La déroute boursière chinoise fait douter de l'économie mondiale

La déroute boursière chinoise fait douter de l'économie mondiale

Photo: Keystone

Les marchés mondiaux étaient une nouvelle fois sévèrement ébranlés jeudi par l'impressionnante déroute boursière en Chine. Cet épisode alimente un peu plus les doutes sur la santé de l'économie mondiale.

Cette deuxième interruption de séance en moins d'une semaine, décidée par les autorités après une chute de 7%, inquiète les investisseurs quant à la portée du ralentissement de l'économie chinoise, un des poumons de la croissance économique du globe.

Mais au-delà de la Chine, c'est tout le panorama économique mondial qui est constellé de points d'interrogations, alors que les grandes banques centrales ont inondé les marchés grâce à leurs politiques ultra-généreuses.

Un des gourous de la finance mondiale, le milliardaire américain George Soros, a même réveillé le spectre de la crise de 2008. 'La Chine a un très gros problème d'ajustement', a-t-il déclaré à Colombo. 'Je dirais que c'est bien une crise. Quand je regarde les marchés financiers, je vois une situation sérieuse qui me rappelle la crise que nous avons eue en 2008'.

'Avec le cycle des taux d'intérêt aux Etats-Unis, le ralentissement économique en Chine est le thème principal pour l'année 2016, avec une transmission à l'économie mondiale par le niveau des importations de la Chine, source de croissance pour de nombreux pays exportateurs de matières premières et de produits manufacturés à travers le monde', estime Vincent Ganne, analyste chez FXCM.

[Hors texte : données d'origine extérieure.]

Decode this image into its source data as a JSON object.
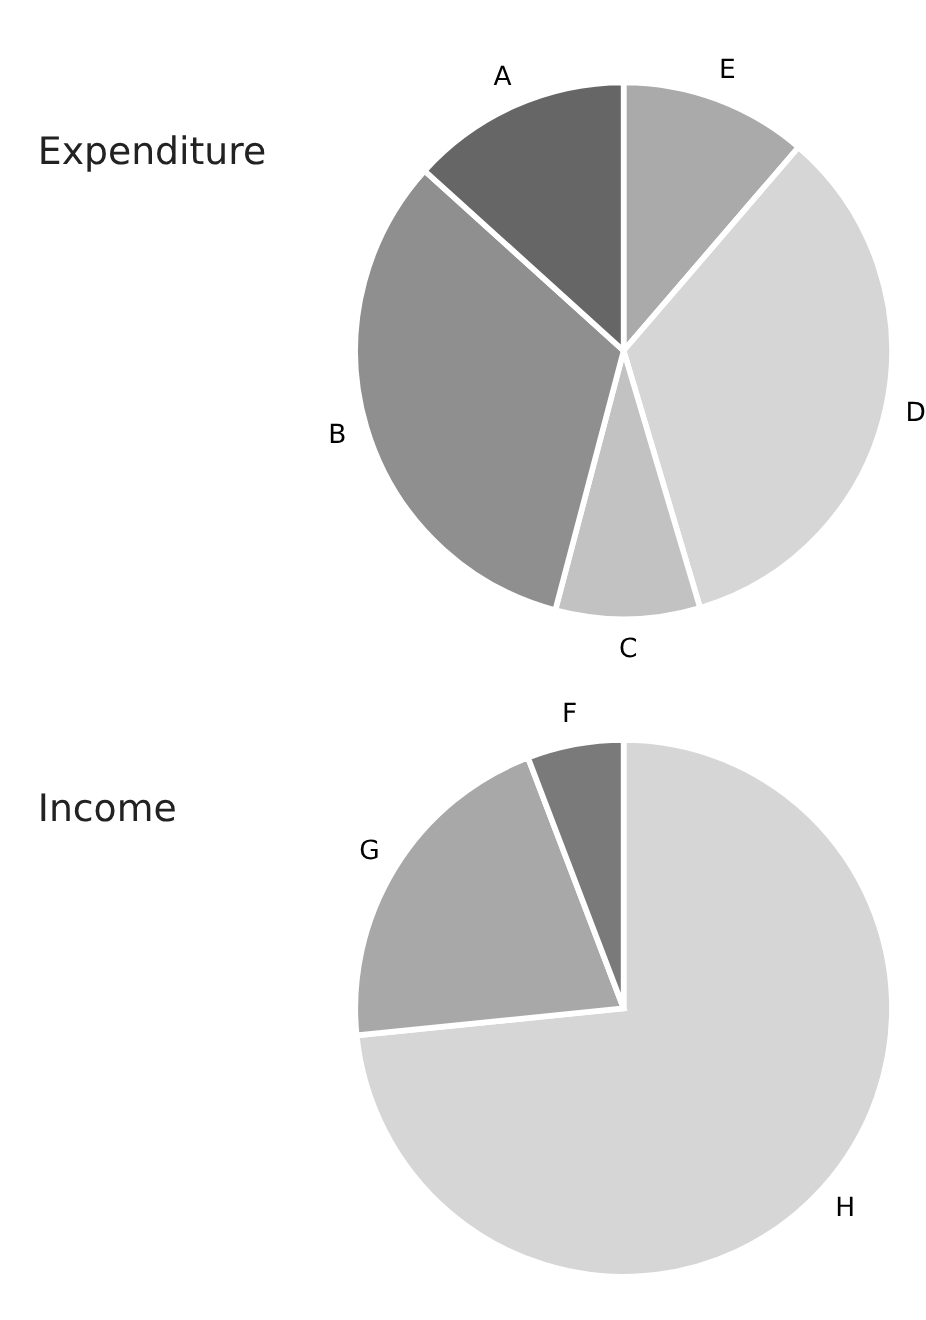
{
  "chart_data": [
    {
      "type": "pie",
      "title": "Expenditure",
      "categories": [
        "E",
        "D",
        "C",
        "B",
        "A"
      ],
      "values": [
        11.3,
        34.1,
        8.7,
        32.6,
        13.3
      ],
      "colors": [
        "#aaaaaa",
        "#d6d6d6",
        "#c2c2c2",
        "#8f8f8f",
        "#666666"
      ]
    },
    {
      "type": "pie",
      "title": "Income",
      "categories": [
        "H",
        "G",
        "F"
      ],
      "values": [
        73.4,
        20.8,
        5.8
      ],
      "colors": [
        "#d6d6d6",
        "#a8a8a8",
        "#7a7a7a"
      ]
    }
  ]
}
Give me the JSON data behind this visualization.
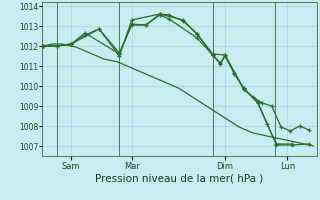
{
  "bg_color": "#c8ecf0",
  "grid_color": "#a8d4da",
  "line_color": "#2a6e2a",
  "xlabel": "Pression niveau de la mer( hPa )",
  "xlabel_fontsize": 7.5,
  "ylim": [
    1006.5,
    1014.2
  ],
  "yticks": [
    1007,
    1008,
    1009,
    1010,
    1011,
    1012,
    1013,
    1014
  ],
  "ytick_labels": [
    "1007",
    "1008",
    "1009",
    "1010",
    "1011",
    "1012",
    "1013",
    "1014"
  ],
  "xlim": [
    -0.05,
    8.8
  ],
  "xtick_labels": [
    "Sam",
    "Mar",
    "Dim",
    "Lun"
  ],
  "xtick_positions": [
    0.9,
    2.85,
    5.85,
    7.85
  ],
  "vline_positions": [
    0.45,
    2.45,
    5.45,
    7.45
  ],
  "series1_x": [
    0.0,
    0.15,
    0.3,
    0.45,
    0.6,
    0.75,
    0.9,
    1.05,
    1.2,
    1.35,
    1.5,
    1.65,
    1.8,
    1.95,
    2.1,
    2.25,
    2.4,
    2.55,
    2.7,
    2.85,
    3.0,
    3.15,
    3.3,
    3.45,
    3.6,
    3.75,
    3.9,
    4.05,
    4.2,
    4.35,
    4.5,
    4.65,
    4.8,
    4.95,
    5.1,
    5.25,
    5.4,
    5.55,
    5.7,
    5.85,
    6.0,
    6.15,
    6.3,
    6.45,
    6.6,
    6.75,
    6.9,
    7.05,
    7.2,
    7.35,
    7.5,
    7.65,
    7.8,
    7.95,
    8.1,
    8.25,
    8.4,
    8.55,
    8.7
  ],
  "series1_y": [
    1012.0,
    1012.05,
    1012.1,
    1012.1,
    1012.1,
    1012.05,
    1012.0,
    1011.95,
    1011.85,
    1011.75,
    1011.65,
    1011.55,
    1011.45,
    1011.35,
    1011.3,
    1011.25,
    1011.2,
    1011.1,
    1011.0,
    1010.9,
    1010.8,
    1010.7,
    1010.6,
    1010.5,
    1010.4,
    1010.3,
    1010.2,
    1010.1,
    1010.0,
    1009.9,
    1009.75,
    1009.6,
    1009.45,
    1009.3,
    1009.15,
    1009.0,
    1008.85,
    1008.7,
    1008.55,
    1008.4,
    1008.25,
    1008.1,
    1007.95,
    1007.85,
    1007.75,
    1007.65,
    1007.6,
    1007.55,
    1007.5,
    1007.45,
    1007.4,
    1007.35,
    1007.3,
    1007.25,
    1007.2,
    1007.15,
    1007.1,
    1007.05,
    1007.0
  ],
  "series2_x": [
    0.0,
    0.45,
    0.9,
    1.35,
    1.8,
    2.45,
    2.85,
    3.3,
    3.75,
    4.05,
    4.5,
    4.95,
    5.45,
    5.7,
    5.85,
    6.15,
    6.45,
    6.75,
    7.05,
    7.35,
    7.65,
    7.95,
    8.25,
    8.55
  ],
  "series2_y": [
    1012.0,
    1012.0,
    1012.1,
    1012.55,
    1012.85,
    1011.65,
    1013.05,
    1013.05,
    1013.6,
    1013.55,
    1013.25,
    1012.6,
    1011.55,
    1011.15,
    1011.5,
    1010.65,
    1009.85,
    1009.45,
    1009.15,
    1009.0,
    1007.95,
    1007.75,
    1008.0,
    1007.8
  ],
  "series3_x": [
    0.0,
    0.45,
    0.9,
    1.35,
    2.45,
    2.85,
    3.3,
    3.75,
    4.05,
    4.95,
    5.45,
    5.7,
    5.85,
    6.45,
    6.9,
    7.5,
    8.0,
    8.55
  ],
  "series3_y": [
    1012.0,
    1012.0,
    1012.1,
    1012.65,
    1011.6,
    1013.1,
    1013.05,
    1013.55,
    1013.35,
    1012.4,
    1011.55,
    1011.1,
    1011.55,
    1009.85,
    1009.2,
    1007.05,
    1007.05,
    1007.1
  ],
  "series4_x": [
    0.0,
    0.45,
    0.9,
    1.8,
    2.45,
    2.85,
    3.75,
    4.5,
    4.95,
    5.45,
    5.85,
    6.15,
    6.45,
    6.9,
    7.2,
    7.5,
    8.0
  ],
  "series4_y": [
    1012.0,
    1012.0,
    1012.1,
    1012.85,
    1011.5,
    1013.3,
    1013.6,
    1013.3,
    1012.6,
    1011.6,
    1011.55,
    1010.6,
    1009.9,
    1009.15,
    1008.1,
    1007.1,
    1007.1
  ]
}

Bourses européennes en baisse

La situation boursière est tellement délicate que les autorités ont dû annoncer en catastrophe, tard dans la soirée chinoise, qu'elles suspendaient les systèmes de coupe-circuit qui interrompaient les séances boursières, et qui étaient accusés d'amplifier les baisses.

Ce revirement a un peu soulagé les Bourses européennes et Wall Street, ouvertes au moment de l'annonce. Paris a terminé en baisse de 1,72%, Londres a cédé près de 2%, Francfort 2,29%, tandis qu'à Wall Street, les indices américains cédaient entre 1 et 1,45% aux alentours de 17h30. Sao Paulo baissait d'environ 1,70%.

Plus tôt, Tokyo avait fini en repli de 2,33%, Hong Kong a perdu plus de 3%. Le pétrole, dont l'offre est toujours aussi abondante, était aussi tiré vers le bas. Brent et WTI valaient autour de 33 dollars le baril, respectivement au plus bas depuis plus de 11 ans, et plus de 7 ans.

Pris en tenaille entre la Chine et le pétrole, les Bourses du Golfe, aussi affectées par la crise ouverte entre Ryad et Téhéran, ont connu de forts replis jeudi.

Marché obligataire européen stable

Même fébrilité sur le marché des changes où le dollar s'affaiblissait face au yen et à l'euro notamment. Certaines devises plus exposées sombraient, notamment celles de certains pays émergents, comme le rand sud-africain qui s'enfonçait à un plus bas historique.

Mercredi soir, la Banque centrale du Mexique a été contrainte d'intervenir pour stabiliser le peso qui était aussi à un plus bas historique.

L'or, autre valeur refuge, progresse sensiblement depuis le début de l'année, passant d'environ 1060 dollars l'once à pratiquement 1100. Céréales, Colza, cuivre, tout était orienté à la baisse. La tonne de cuivre est ainsi tombée jeudi à 4430 dollars, au plus bas depuis le 21 mai 2009. Le marché obligataire européen restait lui en revanche insensible.

Croissance mondiale abaissée

Au-delà du problème chinois, ce sont les perspectives de toute l'économie mondiale qui interpellent les marchés.

'C'est déjà une semaine à oublier', a estimé Michael Hewson, un analyste de CMC Markets, évoquant une 'multitude d'inquiétudes au sujet des tensions entre l'Arabie saoudite et l'Iran, la bombe nord-coréenne et l'économie chinoise qui maintiennent les investisseurs dans un mauvais climat'.

La Banque mondiale (BM) a fortement abaissé mercredi sa prévision de croissance mondiale pour 2016, renforçant les craintes suscitées par les performances 'décevantes' des grands pays émergents dont la Chine ou le Brésil.

Le produit intérieur brut (PIB) mondial devrait progresser de seulement 2,9% cette année, marquant un recul de 0,4 point par rapport aux prévisions de l'institution en juin, selon un rapport semestriel publié mercredi.